- Born: 1930 Faridpur, East Bengal, British India
- Died: 1 October 2024 (aged 93–94) Kolkata, West Bengal, India
- Occupation: Puppet artist
- Known for: Puppet theatre
- Spouse: Late Smt.Triptikana Dutta
- Parent(s): Late Sashi Bhusan Dutta and Late Sishubala Dutta.
- Awards: Sangeet Natak Academy award in 1986[[Padma Shri in 2009]]

= Suresh Dutta =

Indian puppet artist

Suresh Dutta is an Indian puppet artist, theatre personality and the founder of Calcutta Puppet Theatre, a Kolkata-based theatre group dedicated to puppetry. Born in Faridpur, in the undivided Bengal of the British India, he trained art under Phani Bhushan, a Jatra exponent, and Kathakali under Balakrishna Menon. He has also learnt fusion style of danceform from maestro Uday Shankar. He also learnt Bharatanatyam and Manipuri before moving to Russia, under a scholarship in 1962, to train in puppetry under the Russian puppeteer, Sergey Obraztsov.

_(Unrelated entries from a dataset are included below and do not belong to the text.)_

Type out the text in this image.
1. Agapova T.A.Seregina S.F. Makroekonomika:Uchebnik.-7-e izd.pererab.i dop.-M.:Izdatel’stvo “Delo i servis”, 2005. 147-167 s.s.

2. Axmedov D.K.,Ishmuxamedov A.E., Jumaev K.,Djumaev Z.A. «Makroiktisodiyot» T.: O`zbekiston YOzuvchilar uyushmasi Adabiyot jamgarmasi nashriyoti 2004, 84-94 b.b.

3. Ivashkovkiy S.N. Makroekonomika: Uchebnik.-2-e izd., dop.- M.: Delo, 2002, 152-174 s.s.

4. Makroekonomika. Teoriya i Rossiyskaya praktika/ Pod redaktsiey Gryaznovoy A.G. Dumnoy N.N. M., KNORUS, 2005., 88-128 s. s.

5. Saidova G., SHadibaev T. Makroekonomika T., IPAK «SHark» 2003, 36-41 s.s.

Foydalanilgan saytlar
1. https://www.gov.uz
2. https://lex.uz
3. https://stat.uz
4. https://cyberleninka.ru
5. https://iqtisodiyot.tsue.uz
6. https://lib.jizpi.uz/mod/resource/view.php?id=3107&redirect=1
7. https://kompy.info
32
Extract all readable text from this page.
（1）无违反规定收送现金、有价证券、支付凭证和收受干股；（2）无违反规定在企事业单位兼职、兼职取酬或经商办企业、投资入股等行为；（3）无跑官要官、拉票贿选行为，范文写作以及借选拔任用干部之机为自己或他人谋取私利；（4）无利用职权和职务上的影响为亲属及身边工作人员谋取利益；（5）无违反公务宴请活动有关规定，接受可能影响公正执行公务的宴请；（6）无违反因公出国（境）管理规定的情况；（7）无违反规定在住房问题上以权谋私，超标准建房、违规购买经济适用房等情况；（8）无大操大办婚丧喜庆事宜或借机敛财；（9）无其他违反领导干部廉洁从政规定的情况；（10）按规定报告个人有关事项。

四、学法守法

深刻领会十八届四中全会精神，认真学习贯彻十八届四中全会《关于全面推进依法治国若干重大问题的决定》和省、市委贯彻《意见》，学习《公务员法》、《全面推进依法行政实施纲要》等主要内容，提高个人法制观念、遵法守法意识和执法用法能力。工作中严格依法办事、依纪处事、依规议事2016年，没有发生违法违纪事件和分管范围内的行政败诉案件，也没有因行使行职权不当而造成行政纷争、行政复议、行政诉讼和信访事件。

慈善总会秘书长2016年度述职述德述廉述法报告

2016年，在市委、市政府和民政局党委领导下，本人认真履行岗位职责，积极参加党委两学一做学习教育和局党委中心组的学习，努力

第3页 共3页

Returning to India in 1963, he joined the Children's Little Theatre, under the behest of Balakrishna Menon, as the assistant dance director, where he also designed costumes and sets. A decade later, he founded his own puppet theatre group, Calcutta Puppet Theatre, along with his wife, Devi, and a few like-minded artists. The group staged several shows, beginning with the Alladin, followed by Ramayana, Sita, Gulabo aar Sitabo and Notun Jeebon, totaling over 3,000 shows. He received the Sangeet Natak Akademi Award in 1987. The Government of India awarded him the fourth highest civilian honour of the Padma Shri, in 2009, for his contributions to puppetry.